Es war ein amerikanisches Duell auf englischem Rasen, doch es entwickelte sich kaum zur Machtprobe: Taylor Fritz bezwang Patrick Kypson am 2. Juli 2026 auf Court 2 in Wimbledon mit 6:2, 6:2, 7:5 und demonstrierte dabei eindrucksvoll, warum er zu den ernsthaftesten Titelanwärtern des Turniers zählt. Für Kypson, der erst in Runde eins seinen allerersten Grand-Slam-Hauptfeldsieg überhaupt gefeiert hatte, war das Duell mit dem amtierenden Halbfinalisten eine Klasse zu viel.
Kontrollierte Dominanz in zwei Sätzen
Von Beginn an übernahm Fritz das Kommando. Seine Aufschlagleistung war beeindruckend: 70 Prozent der ersten Aufschläge fanden ihr Ziel, und wer diesen ersten Aufschlag zu retournieren versuchte, gewann lediglich 18 Prozent dieser Punkte. Mit 19 Assen unterstrich Fritz seine Stärke auf dem Rasen, den er in der laufenden Saison 2026 bereits zehnmal bezwungen hatte – bei nur zwei Niederlagen, beide in Finalspielen. Kypson, der mit lediglich drei Karrieresiegen auf Rasen in das Turnier gegangen war und zuletzt verletzungsbedingt seit Mai pausiert hatte, fand schlicht keine Mittel gegen diesen Aufschlag. Die ersten beiden Sätze gingen klar und ohne nennenswerte Gegenwehr an Fritz: 6:2, 6:2.

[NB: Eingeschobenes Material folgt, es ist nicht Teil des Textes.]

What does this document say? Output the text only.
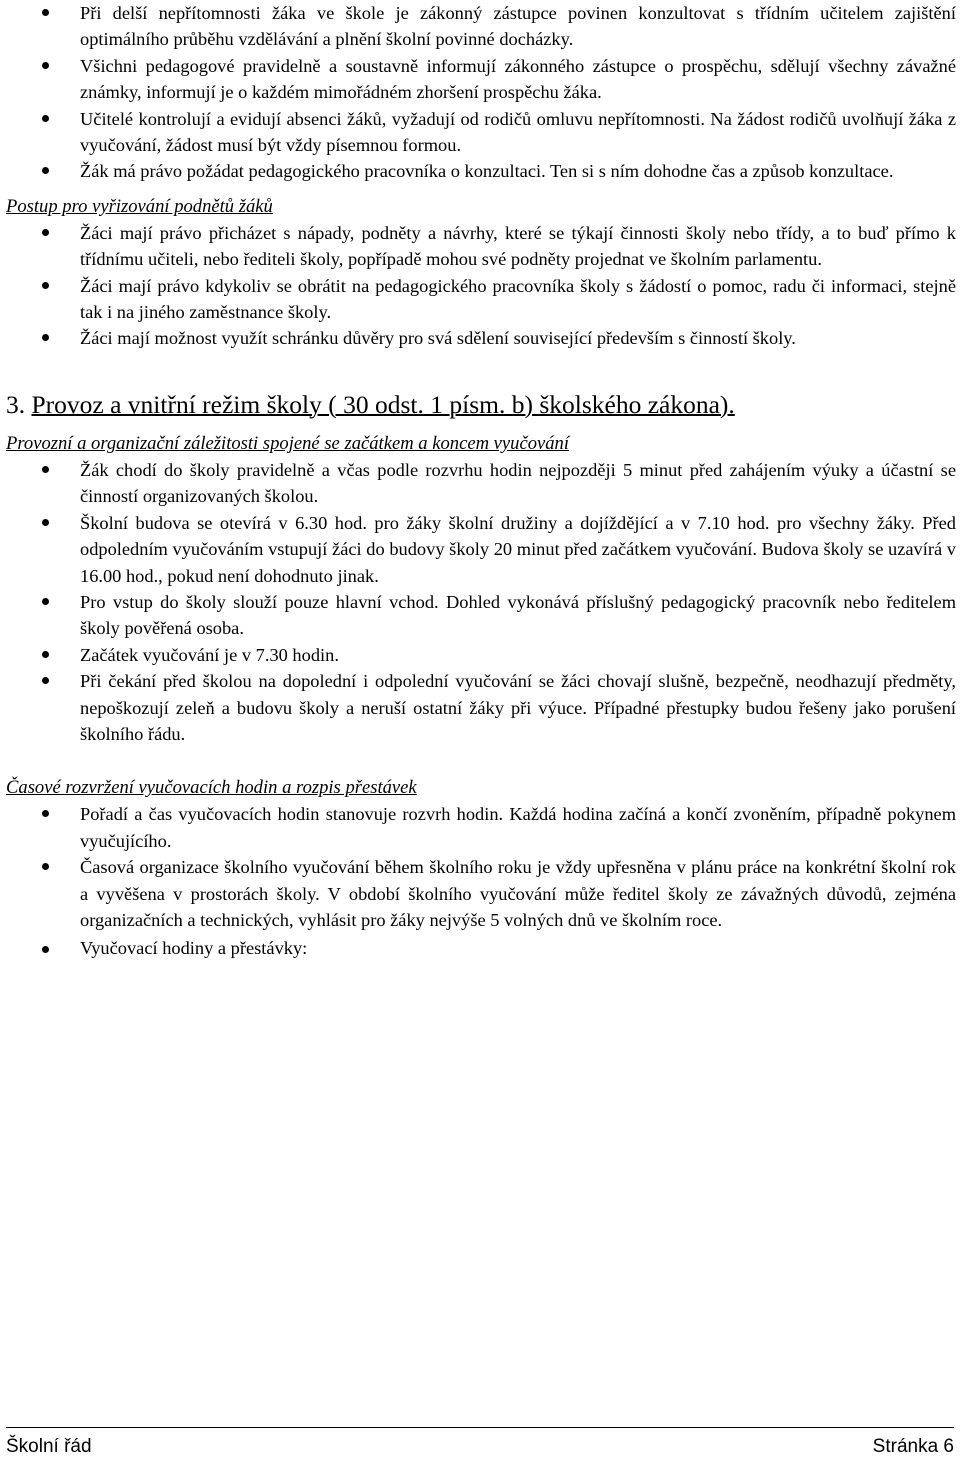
Při delší nepřítomnosti žáka ve škole je zákonný zástupce povinen konzultovat s třídním učitelem zajištění optimálního průběhu vzdělávání a plnění školní povinné docházky.
Všichni pedagogové pravidelně a soustavně informují zákonného zástupce o prospěchu, sdělují všechny závažné známky, informují je o každém mimořádném zhoršení prospěchu žáka.
Učitelé kontrolují a evidují absenci žáků, vyžadují od rodičů omluvu nepřítomnosti. Na žádost rodičů uvolňují žáka z vyučování, žádost musí být vždy písemnou formou.
Žák má právo požádat pedagogického pracovníka o konzultaci. Ten si s ním dohodne čas a způsob konzultace.

Postup pro vyřizování podnětů žáků

Žáci mají právo přicházet s nápady, podněty a návrhy, které se týkají činnosti školy nebo třídy, a to buď přímo k třídnímu učiteli, nebo řediteli školy, popřípadě mohou své podněty projednat ve školním parlamentu.
Žáci mají právo kdykoliv se obrátit na pedagogického pracovníka školy s žádostí o pomoc, radu či informaci, stejně tak i na jiného zaměstnance školy.
Žáci mají možnost využít schránku důvěry pro svá sdělení související především s činností školy.
3. Provoz a vnitřní režim školy ( 30 odst. 1 písm. b) školského zákona).

Provozní a organizační záležitosti spojené se začátkem a koncem vyučování

Žák chodí do školy pravidelně a včas podle rozvrhu hodin nejpozději 5 minut před zahájením výuky a účastní se činností organizovaných školou.
Školní budova se otevírá v 6.30 hod. pro žáky školní družiny a dojíždějící a v 7.10 hod. pro všechny žáky. Před odpoledním vyučováním vstupují žáci do budovy školy 20 minut před začátkem vyučování. Budova školy se uzavírá v 16.00 hod., pokud není dohodnuto jinak.
Pro vstup do školy slouží pouze hlavní vchod. Dohled vykonává příslušný pedagogický pracovník nebo ředitelem školy pověřená osoba.
Začátek vyučování je v 7.30 hodin.
Při čekání před školou na dopolední i odpolední vyučování se žáci chovají slušně, bezpečně, neodhazují předměty, nepoškozují zeleň a budovu školy a neruší ostatní žáky při výuce. Případné přestupky budou řešeny jako porušení školního řádu.

Časové rozvržení vyučovacích hodin a rozpis přestávek

Pořadí a čas vyučovacích hodin stanovuje rozvrh hodin. Každá hodina začíná a končí zvoněním, případně pokynem vyučujícího.
Časová organizace školního vyučování během školního roku je vždy upřesněna v plánu práce na konkrétní školní rok a vyvěšena v prostorách školy. V období školního vyučování může ředitel školy ze závažných důvodů, zejména organizačních a technických, vyhlásit pro žáky nejvýše 5 volných dnů ve školním roce.
Vyučovací hodiny a přestávky:
Školní řád	Stránka 6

Kypson kämpft – Fritz antwortet
Im dritten Satz zeigte Kypson einen anderen Charakter. Mit 23 Winnern bewies der Weltranglistenhundertdreizehnte, dass er durchaus in der Lage ist, Druck zu erzeugen. Ein zähes Spiel mit sechs Einständen brachte das Momentum kurz ins Wanken: Fritz verlor es, Kypson glich zum 4:4 aus und schöpfte sichtlich Hoffnung. Doch die Antwort des Gesetzten war unmissverständlich. Fritz steigerte sein Niveau erneut, ließ Kypson keinen weiteren Fuß in die Tür und brachte das Match im zwölften Spiel des dritten Satzes zum Abschluss. Beim vierten Matchball erzielte er das entscheidende Break – und ballte die Faust, als wollte er unterstreichen, dass hier trotz allem Konzentration gefragt war.
Einordnung und Ausblick
Der Kontrast zwischen den beiden Kontrahenten könnte kaum größer sein: 61 Karrieresiege auf Rasen stehen bei Fritz zu Buche, bei Kypson gerade einmal drei. Dass der Jüngere innerhalb von rund dreizehn Monaten mehr als 340 Weltranglistenplätze gutgemacht hat, verdient Respekt – doch gegen einen Spieler von Fritzens Kaliber, der seinen Halbfinaleinzug aus dem Vorjahr verteidigt und auf dem schnellen Untergrund in bestechender Form ist, reichten Kypsons Mittel nicht aus. Taylor Fritz trifft in der dritten Runde auf den Italiener Lorenzo Sonego. Der Weg zum ersehnten ersten Grand-Slam-Titel bleibt offen.